Simulate genotypes at biallelic variants for a population in Hardy-Weinberg equilibrium

Parameters:

n_variants : int

The number of variants.

n_samples : int

The number of samples.

af_dist : frozen continuous random variable

The distribution of allele frequencies.

p_missing : float, optional

The fraction of missing genotype calls.

ploidy : int, optional

The sample ploidy.

Returns:

genotypes : ndarray, int8

An array of shape (n_variants, n_samples, ploidy) where each element of the array is an integer corresponding to an allele index (-1 = missing, 0 = reference allele, 1 = alternate allele).

anhima.sim.simulate_genotypes_with_ld(n_variants, n_samples, correlation=0.2)[source]

A very simple function to simulate a set of genotypes, where variants are in some degree of linkage disequilibrium with their neighbours.

Parameters:

n_variants : int

The number of variants to simulate data for.

n_samples : int

The number of individuals to simulate data for.

correlation : float, optional

The fraction of samples to copy genotypes between neighbouring variants.

Returns:

gn : ndarray, int8

A 2-dimensional array of shape (n_variants, n_samples) where each element is a genotype call coded as a single integer counting the number of non-reference alleles.

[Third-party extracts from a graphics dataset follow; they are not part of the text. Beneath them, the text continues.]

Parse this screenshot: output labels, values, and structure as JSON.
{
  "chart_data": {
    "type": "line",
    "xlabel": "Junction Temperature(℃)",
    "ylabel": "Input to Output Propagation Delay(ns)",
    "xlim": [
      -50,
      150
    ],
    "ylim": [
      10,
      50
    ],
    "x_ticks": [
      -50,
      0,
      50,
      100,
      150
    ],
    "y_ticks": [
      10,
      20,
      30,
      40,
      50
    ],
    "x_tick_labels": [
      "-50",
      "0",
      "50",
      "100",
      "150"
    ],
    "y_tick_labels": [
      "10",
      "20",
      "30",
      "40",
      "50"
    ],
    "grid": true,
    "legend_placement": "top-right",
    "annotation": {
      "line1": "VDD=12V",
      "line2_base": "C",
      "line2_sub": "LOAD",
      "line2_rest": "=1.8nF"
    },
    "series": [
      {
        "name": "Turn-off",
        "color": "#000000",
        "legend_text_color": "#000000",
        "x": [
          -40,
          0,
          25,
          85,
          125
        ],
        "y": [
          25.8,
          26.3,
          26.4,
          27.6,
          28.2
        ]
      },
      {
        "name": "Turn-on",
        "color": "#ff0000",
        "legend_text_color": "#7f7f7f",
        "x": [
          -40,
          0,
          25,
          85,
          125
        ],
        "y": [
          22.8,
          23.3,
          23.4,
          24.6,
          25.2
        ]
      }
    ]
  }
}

anhima.sim.simulate_relatedness(genotypes, relatedness=0.5, n_iter=1000, copy=True)[source]

Simulate relatedness by randomly copying genotypes between individuals.

Parameters:

genotypes : array_like

An array of shape (n_variants, n_samples, ploidy) where each element of the array is an integer corresponding to an allele index (-1 = missing, 0 = reference allele, 1 = first alternate allele, 2 = second alternate allele, etc.).

relatedness : float, optional

Fraction of variants to copy genotypes for.

n_iter : int, optional

Number of times to randomly copy genotypes between individuals.

copy : bool, optional

If False, modify genotypes in place.

Returns:

genotypes : ndarray, shape (n_variants, n_samples, ploidy)

The input genotype array but with relatedness simulated.